## How do I determine goodness of the fit (any curve )when using least square method?

### Raju (view profile)

on 10 Oct 2019
Latest activity Edited by John D'Errico

### John D'Errico (view profile)

on 10 Oct 2019
I am trying to fit my data as,
% %Curve fit
fun = @(p,xdata) p(1).*(1-exp(-xdata./p(2))) + p(3).*(1-exp(-xdata./p(4)));
[pb1,resnorm,residual,exitflag,output,lambda,jacobian] = lsqcurvefit(fun,[500 500 500 500],x,y);
xm=0:max(dose);
y=fun(pb1,xm);
plot(xm,y,'-r');
hold on;
How do I find the goodness of the fit?

### Tags ### Image Analyst (view profile)

on 10 Oct 2019

How about simply taking the sum of the residuals?
residualSum = sum(abs(yFitted - yTraining));

Raju

### Raju (view profile)

on 10 Oct 2019
Did you mean 'resnorm' in the above fit? Could you explain a bit more about what you want to say? Thank you. ### John D'Errico (view profile)

on 10 Oct 2019
Edited by John D'Errico

### John D'Errico (view profile)

on 10 Oct 2019

There are many measures of goodness of fit for a least squares problem.

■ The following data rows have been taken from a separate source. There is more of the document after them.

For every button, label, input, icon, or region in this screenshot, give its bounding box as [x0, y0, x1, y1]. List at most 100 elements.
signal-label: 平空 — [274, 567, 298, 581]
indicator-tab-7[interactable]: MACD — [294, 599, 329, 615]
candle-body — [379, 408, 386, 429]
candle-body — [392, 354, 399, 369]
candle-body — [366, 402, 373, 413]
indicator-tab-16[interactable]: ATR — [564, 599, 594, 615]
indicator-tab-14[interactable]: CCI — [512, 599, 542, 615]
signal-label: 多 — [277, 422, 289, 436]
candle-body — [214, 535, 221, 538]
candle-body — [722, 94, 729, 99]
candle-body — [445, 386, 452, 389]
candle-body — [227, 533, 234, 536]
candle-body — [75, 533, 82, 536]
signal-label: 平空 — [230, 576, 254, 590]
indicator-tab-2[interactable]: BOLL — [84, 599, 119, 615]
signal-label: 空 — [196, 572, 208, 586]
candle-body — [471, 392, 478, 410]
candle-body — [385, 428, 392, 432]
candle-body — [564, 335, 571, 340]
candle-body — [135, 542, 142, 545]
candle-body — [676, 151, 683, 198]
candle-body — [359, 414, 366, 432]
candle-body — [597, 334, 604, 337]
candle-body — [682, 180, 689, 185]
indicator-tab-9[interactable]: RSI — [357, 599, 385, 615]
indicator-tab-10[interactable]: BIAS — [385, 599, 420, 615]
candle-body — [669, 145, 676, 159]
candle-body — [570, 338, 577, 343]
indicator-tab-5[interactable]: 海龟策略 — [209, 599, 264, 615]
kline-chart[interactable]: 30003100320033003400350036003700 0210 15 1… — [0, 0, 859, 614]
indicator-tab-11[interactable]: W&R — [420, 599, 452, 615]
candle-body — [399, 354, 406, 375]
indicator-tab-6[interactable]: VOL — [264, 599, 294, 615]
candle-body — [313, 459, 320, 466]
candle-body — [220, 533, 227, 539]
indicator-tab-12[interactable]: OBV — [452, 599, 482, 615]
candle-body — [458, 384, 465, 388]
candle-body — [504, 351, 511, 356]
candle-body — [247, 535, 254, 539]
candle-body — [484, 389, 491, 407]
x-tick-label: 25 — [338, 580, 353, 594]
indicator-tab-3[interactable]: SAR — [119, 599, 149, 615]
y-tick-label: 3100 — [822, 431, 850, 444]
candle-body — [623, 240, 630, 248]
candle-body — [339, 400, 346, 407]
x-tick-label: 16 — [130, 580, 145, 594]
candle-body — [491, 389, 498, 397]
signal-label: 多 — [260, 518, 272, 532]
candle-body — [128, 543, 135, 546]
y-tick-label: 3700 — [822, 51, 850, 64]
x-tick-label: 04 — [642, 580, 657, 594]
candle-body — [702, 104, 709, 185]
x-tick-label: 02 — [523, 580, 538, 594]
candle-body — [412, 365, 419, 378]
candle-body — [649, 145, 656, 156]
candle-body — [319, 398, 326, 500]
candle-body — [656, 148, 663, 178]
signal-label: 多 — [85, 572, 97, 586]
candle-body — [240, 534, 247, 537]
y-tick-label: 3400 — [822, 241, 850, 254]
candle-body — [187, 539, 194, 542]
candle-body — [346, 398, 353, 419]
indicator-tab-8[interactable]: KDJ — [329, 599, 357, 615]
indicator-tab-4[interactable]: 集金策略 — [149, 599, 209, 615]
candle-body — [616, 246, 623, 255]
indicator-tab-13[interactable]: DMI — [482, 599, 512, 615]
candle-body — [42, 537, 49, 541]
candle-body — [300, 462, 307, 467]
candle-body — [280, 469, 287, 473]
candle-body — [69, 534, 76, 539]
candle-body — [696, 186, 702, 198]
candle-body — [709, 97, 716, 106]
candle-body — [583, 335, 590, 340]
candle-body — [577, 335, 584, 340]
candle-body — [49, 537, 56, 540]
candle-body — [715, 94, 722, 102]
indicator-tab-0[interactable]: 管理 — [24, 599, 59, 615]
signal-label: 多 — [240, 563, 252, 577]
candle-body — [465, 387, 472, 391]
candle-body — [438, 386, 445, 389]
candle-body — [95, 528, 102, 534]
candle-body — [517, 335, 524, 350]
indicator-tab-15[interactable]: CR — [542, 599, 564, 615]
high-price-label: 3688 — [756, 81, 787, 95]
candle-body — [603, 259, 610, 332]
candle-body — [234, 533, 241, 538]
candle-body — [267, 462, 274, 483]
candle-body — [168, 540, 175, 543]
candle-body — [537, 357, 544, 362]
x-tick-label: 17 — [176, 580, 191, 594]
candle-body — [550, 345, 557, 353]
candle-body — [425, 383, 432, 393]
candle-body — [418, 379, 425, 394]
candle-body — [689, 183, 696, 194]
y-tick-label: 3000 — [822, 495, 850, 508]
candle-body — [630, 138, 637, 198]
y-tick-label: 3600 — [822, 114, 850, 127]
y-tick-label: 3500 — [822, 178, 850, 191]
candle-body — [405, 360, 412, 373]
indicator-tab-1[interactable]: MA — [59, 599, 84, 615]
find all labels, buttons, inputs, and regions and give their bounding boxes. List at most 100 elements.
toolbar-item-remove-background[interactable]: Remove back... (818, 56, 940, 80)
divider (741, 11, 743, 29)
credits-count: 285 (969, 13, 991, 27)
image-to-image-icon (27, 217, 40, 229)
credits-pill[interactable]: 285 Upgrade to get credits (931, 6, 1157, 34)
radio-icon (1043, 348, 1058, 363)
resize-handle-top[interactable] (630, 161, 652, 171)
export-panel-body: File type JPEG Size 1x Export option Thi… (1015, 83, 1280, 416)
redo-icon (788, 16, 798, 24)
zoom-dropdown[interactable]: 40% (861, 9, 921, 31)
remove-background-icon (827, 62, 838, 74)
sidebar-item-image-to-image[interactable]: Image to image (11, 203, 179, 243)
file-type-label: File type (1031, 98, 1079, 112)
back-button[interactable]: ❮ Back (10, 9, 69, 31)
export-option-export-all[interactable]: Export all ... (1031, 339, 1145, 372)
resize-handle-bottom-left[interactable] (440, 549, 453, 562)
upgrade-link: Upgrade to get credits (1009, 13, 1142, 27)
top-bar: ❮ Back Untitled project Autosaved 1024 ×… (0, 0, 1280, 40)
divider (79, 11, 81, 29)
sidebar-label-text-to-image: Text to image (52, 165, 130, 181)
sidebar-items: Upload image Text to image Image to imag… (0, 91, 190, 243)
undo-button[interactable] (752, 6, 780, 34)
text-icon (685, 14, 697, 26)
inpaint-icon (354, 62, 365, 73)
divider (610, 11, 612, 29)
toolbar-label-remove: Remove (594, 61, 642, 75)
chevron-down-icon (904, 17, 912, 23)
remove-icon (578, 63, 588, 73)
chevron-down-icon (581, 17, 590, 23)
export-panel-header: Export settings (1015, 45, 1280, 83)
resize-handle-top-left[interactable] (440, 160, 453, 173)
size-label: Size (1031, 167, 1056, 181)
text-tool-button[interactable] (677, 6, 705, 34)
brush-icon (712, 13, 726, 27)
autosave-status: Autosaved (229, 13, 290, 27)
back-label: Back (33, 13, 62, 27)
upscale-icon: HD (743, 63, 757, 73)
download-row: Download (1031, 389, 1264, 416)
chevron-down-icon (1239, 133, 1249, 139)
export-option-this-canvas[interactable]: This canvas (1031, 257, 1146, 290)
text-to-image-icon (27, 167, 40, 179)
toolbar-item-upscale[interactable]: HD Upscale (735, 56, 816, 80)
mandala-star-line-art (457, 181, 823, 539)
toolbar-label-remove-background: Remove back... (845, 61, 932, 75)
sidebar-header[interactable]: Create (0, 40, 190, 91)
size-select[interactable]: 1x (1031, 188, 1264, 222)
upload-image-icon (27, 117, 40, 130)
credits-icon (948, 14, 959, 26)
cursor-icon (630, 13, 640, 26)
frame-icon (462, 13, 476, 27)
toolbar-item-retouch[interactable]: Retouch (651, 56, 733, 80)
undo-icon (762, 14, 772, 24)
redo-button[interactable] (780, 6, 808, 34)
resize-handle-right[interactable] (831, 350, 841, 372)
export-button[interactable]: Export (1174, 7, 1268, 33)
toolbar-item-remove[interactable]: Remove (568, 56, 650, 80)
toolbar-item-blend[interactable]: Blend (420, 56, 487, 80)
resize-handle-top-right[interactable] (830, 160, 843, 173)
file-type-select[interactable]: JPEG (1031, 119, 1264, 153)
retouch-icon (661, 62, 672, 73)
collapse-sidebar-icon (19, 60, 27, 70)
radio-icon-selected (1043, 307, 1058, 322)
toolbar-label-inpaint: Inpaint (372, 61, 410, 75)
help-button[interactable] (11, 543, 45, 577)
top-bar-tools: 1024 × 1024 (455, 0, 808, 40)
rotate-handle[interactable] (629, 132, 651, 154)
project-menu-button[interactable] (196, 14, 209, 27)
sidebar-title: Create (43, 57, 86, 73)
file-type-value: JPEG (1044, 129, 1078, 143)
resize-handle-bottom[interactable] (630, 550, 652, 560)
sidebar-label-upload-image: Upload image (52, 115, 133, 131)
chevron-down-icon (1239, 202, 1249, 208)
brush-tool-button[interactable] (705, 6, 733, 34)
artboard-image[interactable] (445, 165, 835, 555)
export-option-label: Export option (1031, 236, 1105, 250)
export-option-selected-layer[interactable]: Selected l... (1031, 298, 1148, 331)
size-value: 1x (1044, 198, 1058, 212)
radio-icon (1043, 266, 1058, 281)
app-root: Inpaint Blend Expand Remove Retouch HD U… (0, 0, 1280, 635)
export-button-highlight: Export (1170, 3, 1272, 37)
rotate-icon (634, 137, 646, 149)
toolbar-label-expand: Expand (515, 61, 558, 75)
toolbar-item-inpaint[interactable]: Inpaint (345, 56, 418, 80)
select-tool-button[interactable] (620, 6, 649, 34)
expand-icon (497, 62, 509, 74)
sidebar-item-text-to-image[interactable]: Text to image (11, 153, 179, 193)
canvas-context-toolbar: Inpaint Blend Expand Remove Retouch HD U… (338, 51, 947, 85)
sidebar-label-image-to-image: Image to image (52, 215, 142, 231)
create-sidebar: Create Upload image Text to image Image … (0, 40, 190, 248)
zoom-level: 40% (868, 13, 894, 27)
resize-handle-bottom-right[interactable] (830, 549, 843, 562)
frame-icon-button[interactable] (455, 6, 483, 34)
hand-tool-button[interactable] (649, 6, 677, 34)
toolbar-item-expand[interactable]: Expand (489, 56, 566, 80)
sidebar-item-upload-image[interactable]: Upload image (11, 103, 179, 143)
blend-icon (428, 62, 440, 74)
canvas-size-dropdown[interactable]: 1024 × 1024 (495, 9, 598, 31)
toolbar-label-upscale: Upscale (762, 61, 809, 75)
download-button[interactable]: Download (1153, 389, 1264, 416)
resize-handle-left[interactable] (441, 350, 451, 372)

NONE of them are perfect. As well, there are entire graduate level statistics classes that will discuss these things, with large text books for side reading. You will benefit from a text like Draper & Smith.
A measure of goodness of fit is often something like RMSE. Think norm of the residuals. Image Analyst mentions sum of absolute values of errors, but that is just one norm. Perhaps more common is the 2-norm of the residuals, which weights the large residuals more heavily. Large residuals are bad, so the 2-norm MAY be a better measure then th sum of absolute values. (However, if your data is corrupted with outliers, then the sum of absolute values gives relatively less weight to the corrupted data, so it may be better. Only you know what is the case for you.)
Next are measures like R^2. That tells you how much better your model fits the data, compared to a simple constant model. It is a simple measure that can be easily confused, just like any other one number measure. For example, R^2 should never be negative, or greater than 1, right? Well it can, if your model lacks a constant term. (I can't recall at the moment which way R^2 will fail then, but that does not really matter here.) So there are adjusted R^2 measures you can use.
There are tools you can use to determine such measures of fit. For example compute the residuals, then use the norm function. Or compute the mean of the sum of squares of the errors, then take the square root. If you are comparing models with various numbers of parameters, then consider the number of degrees of freedom in your model. So when you compute that mean of the squuared errors, divide by the number of data points, less the number of parameters estimated.
Tools like regress from the stats toolbox can be a big help of course. But many tools (polyfit, or those in the curvefitting toolbox) also provide at least some such measures of fit for you. And there are other measures of goodness of fit, of course.
Anyway, as I said, ALL such measures are flawed. If you look only at a number to tell you if the fit is ok, then you are making a MISTAKE.
My point is, instead of worrying about a measure of goodness of fit, the only measure that matters is inside your own brain. Plot the data. Plot the cuve fit on top. If it looks good enough for your purposes, then who gives a tinker's damn about any measure? Look at the residuals. Are they as small as you need them to be? If not, then you need either a better model or you need better data, and measures be damned. Note that the better model may be impossible to find, if the fundamental problem is too much noise. Do the residuals have a pattern to them, suggesting lack of fit to the model? If so, then you may want to look for a better model. Is the noise homogenous in structure? (If not, then why in the name of god and little green apples are you using least squares for the fit, which presumes an implicit normally distributed, homoscedastic error strucure? At least you need to be using a weighted model, but other fitting schemes may be appropriate.You may need to use a robust scheme to alleviate outliers, etc.) But only you know if any deviations are important to you.
Do you have any idea of what noise you expect to see? If you replicated a data point, how much noise would there be in it? This can help you to decide if you are under-fitting the data or overfitting it. Again, look for patterned residuals, to help you decide if there is significant lack of fit.
So what matters in the end are your goals for the modeling process. What will you do with it in the end? How good does it need to be?
If you learn one thing from my response, it is that no single numeric measure is as good as the one inside your brain.